Assim, se a crítica à ditadura é mais obliqua, presente mais nas mazelas da violência e opressão da civilização, o romance ganha força e relevância com o protagonismo feminino. Pois o patriarcado teria sido responsável pelo fracasso da civilização humana, e uma outra voltada mais à sensibilidade, à beleza e um sentido social mais coletivo, teria mais a ver com a condição da própria mulher. Aqui no caso, extremamente empoderada.

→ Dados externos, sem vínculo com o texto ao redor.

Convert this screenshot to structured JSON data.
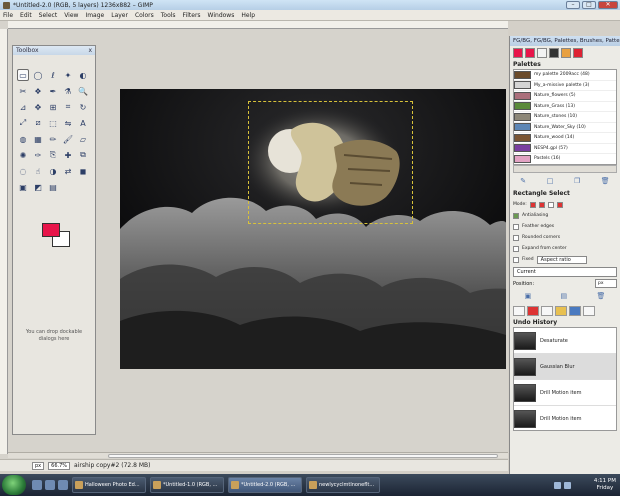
{
  "window": {
    "title": "*Untitled-2.0 (RGB, 5 layers) 1236x882 – GIMP",
    "min": "–",
    "max": "□",
    "close": "✕"
  },
  "menu": [
    "File",
    "Edit",
    "Select",
    "View",
    "Image",
    "Layer",
    "Colors",
    "Tools",
    "Filters",
    "Windows",
    "Help"
  ],
  "toolbox": {
    "title": "Toolbox",
    "close": "x",
    "tools": [
      "rect-select-icon",
      "ellipse-select-icon",
      "free-select-icon",
      "fuzzy-select-icon",
      "color-select-icon",
      "scissors-icon",
      "foreground-select-icon",
      "paths-icon",
      "color-picker-icon",
      "zoom-icon",
      "measure-icon",
      "move-icon",
      "align-icon",
      "crop-icon",
      "rotate-icon",
      "scale-icon",
      "shear-icon",
      "perspective-icon",
      "flip-icon",
      "text-icon",
      "bucket-fill-icon",
      "blend-icon",
      "pencil-icon",
      "paintbrush-icon",
      "eraser-icon",
      "airbrush-icon",
      "ink-icon",
      "clone-icon",
      "heal-icon",
      "perspective-clone-icon",
      "blur-icon",
      "smudge-icon",
      "dodge-burn-icon",
      "color-swap-icon",
      "color-reset-icon",
      "quick-mask-icon",
      "default-colors-icon",
      "layer-icon"
    ],
    "fg_color": "#e8154a",
    "bg_color": "#ffffff",
    "drop_hint": "You can drop dockable dialogs here"
  },
  "status": {
    "unit": "px",
    "zoom": "66.7%",
    "message": "airship copy#2 (72.8 MB)"
  },
  "dock": {
    "title": "FG/BG, FG/BG, Palettes, Brushes, Patterns",
    "palettes_label": "Palettes",
    "palettes": [
      {
        "name": "my palette 2009acc (48)",
        "color": "#6b4b2a"
      },
      {
        "name": "My_a-missive palette (3)",
        "color": "#d4d4d4"
      },
      {
        "name": "Nature_flowers (5)",
        "color": "#ab6f7b"
      },
      {
        "name": "Nature_Grass (13)",
        "color": "#5b8a3a"
      },
      {
        "name": "Nature_stones (10)",
        "color": "#8d8778"
      },
      {
        "name": "Nature_Water_Sky (10)",
        "color": "#5c86b6"
      },
      {
        "name": "Nature_wood (14)",
        "color": "#7b5533"
      },
      {
        "name": "NESP4.gpl (57)",
        "color": "#7a3fa0"
      },
      {
        "name": "Pastels (16)",
        "color": "#e2a2c3"
      }
    ],
    "tool_options": {
      "label": "Rectangle Select",
      "mode": "Mode:",
      "antialiasing": "Antialiasing",
      "feather": "Feather edges",
      "rounded": "Rounded corners",
      "expand": "Expand from center",
      "fixed": "Fixed",
      "aspect": "Aspect ratio",
      "current": "Current",
      "position": "Position:",
      "unit": "px"
    },
    "history_label": "Undo History",
    "history": [
      "Desaturate",
      "Gaussian Blur",
      "Drill Motion item",
      "Drill Motion item",
      "Drill Motion item"
    ]
  },
  "taskbar": {
    "tasks": [
      "Halloween Photo Ed...",
      "*Untitled-1.0 (RGB, ...",
      "*Untitled-2.0 (RGB, ...",
      "newlycyclmtlnoneflt..."
    ],
    "clock_time": "4:11 PM",
    "clock_day": "Friday"
  }
}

Mas ao ler a obra, não me parece que o comportamento do matriarcado lunar seja tão mais elevado, pois a solução que deram à ameaça nuclear que sofreram, não é muito diferente do que os homens tem feito ao longo de nossa História. Resolver conflitos e ameaças por meio da força e da guerra.

Sempre soube que Cassandra Rios era a “autora maldita” do Brasil. A mais perseguida e censurada da ditadura militar. E não porque se opunha politicamente ao regime de forma mais direta, mas por expor cruamente o falso moralismo da sociedade e os tabus da sexualidade. Mesmo assim, publicou 68 livros, quase todos de ficção erótica, entre 1948 e 2000, sendo uma das que mais venderam no país. Mas não deixou de ser surpreendente que ela tenha publicado um romance de FC, que tem o que dizer e, principalmente, é divertido e inteligente. Uma editora mais progressista poderia arriscar uma nova edição desta pérola quase anônima da nossa FC.